Bangor eyes traffic calming measures

Posted July 23, 2008, at 12 a.m.
Last modified Jan. 27, 2011, at 11:49 p.m.

BANGOR, Maine -&nbspContinuing increases in the volume and speed of traffic on Bangor’ s residential streets has prompted city councilors to seek some consistency in the way those increases are managed.

On Tuesday, members of a council committee embarked on a review of a proposed traffic calming policy that aims to address those problems.

The policy would govern the installation of traffic islands, raised crosswalks and other mechanisms for getting motorists to slow down or use alternate routes.

The policy was introduced to members of the council’ s transportation and infrastructure committee during a meeting Tuesday. After undergoing a first reading during the council’ s July 28 meeting, the policy will return to the committee for some fine tuning before it heads back to the full council for a decision.
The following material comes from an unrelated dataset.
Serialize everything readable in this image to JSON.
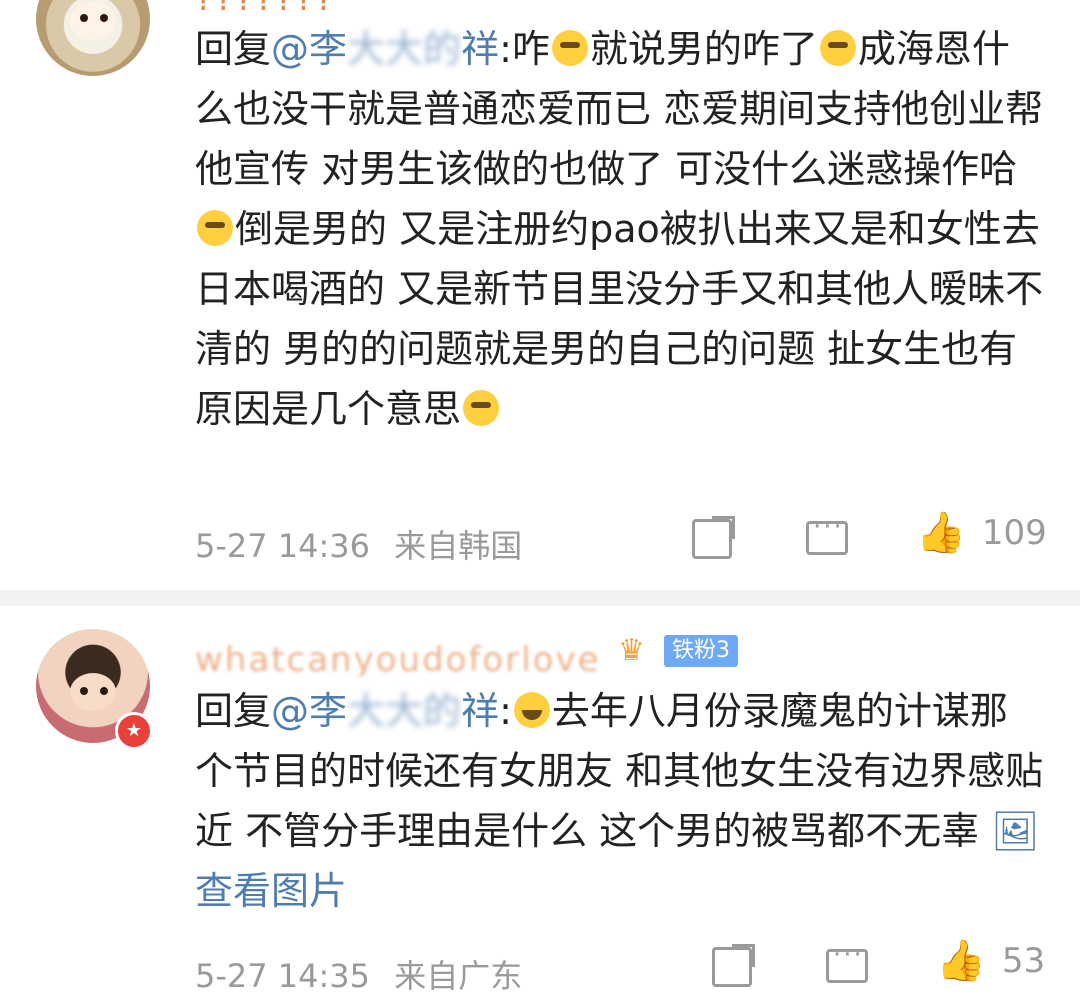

Though none of the councilors at the meeting referred to it specifically, such a policy could have helped the city sidestep the controversy over recent traffic calming measures on Howard Street.

A ban on left turns from State Street to Howard Street proved so unpopular that a group of residents this month gathered the more than 2,000 signatures of registered Bangor voters needed to get a referendum question aimed at repealing it on the city’ s November ballot.

If adopted, the traffic calming policy would require neighborhood involvement in the decision-making process, primarily through public hearings and questionnaires.

The councilors’ desire for a policy that would address traffic management on Bangor’ s residential streets was among the issues they said they wanted to address during their annual planning session in January, according to City Manager Edward Barrett.

According to a background memorandum Barrett prepared for councilors, the policy aims to improve the quality of life in residential neighborhoods that are affected adversely by high volumes of through traffic.

Still in its draft form, the policy also would allow for additional consideration in situations where sidewalks aren’ t available or where schoolchildren might be present, including school walking routes.

In order for a street, or a section of a street, to be considered for traffic calming measures, it would have to meet the following conditions:

” The speed limit is 25 mph.

The street must not be a designated state or federal highway.

It may not be more than two lanes wide.

At least 75 percent of its total street frontage must be residential and there must be at least 12 dwellings for each 1,000 feet of frontage, counting both sides.

Residents of the street must request that action be taken.

If those conditions were met, the city would perform a preliminary traffic study. If the study suggests traffic calming measures are warranted, projects then would have to meet the following additional conditions:

At least 85 percent of vehicles traveling that street would have to be recorded on radar going at least 7 mph above the posted speed limit.

The average daily traffic count would have to exceed 1,000 vehicles, with at least 30 percent of that being cut-through traffic.

There would have to have been at least three accidents on the street or section of street during the previous year.

Any projects that arose from the policy then would have to be funded, or put on a city to-do list.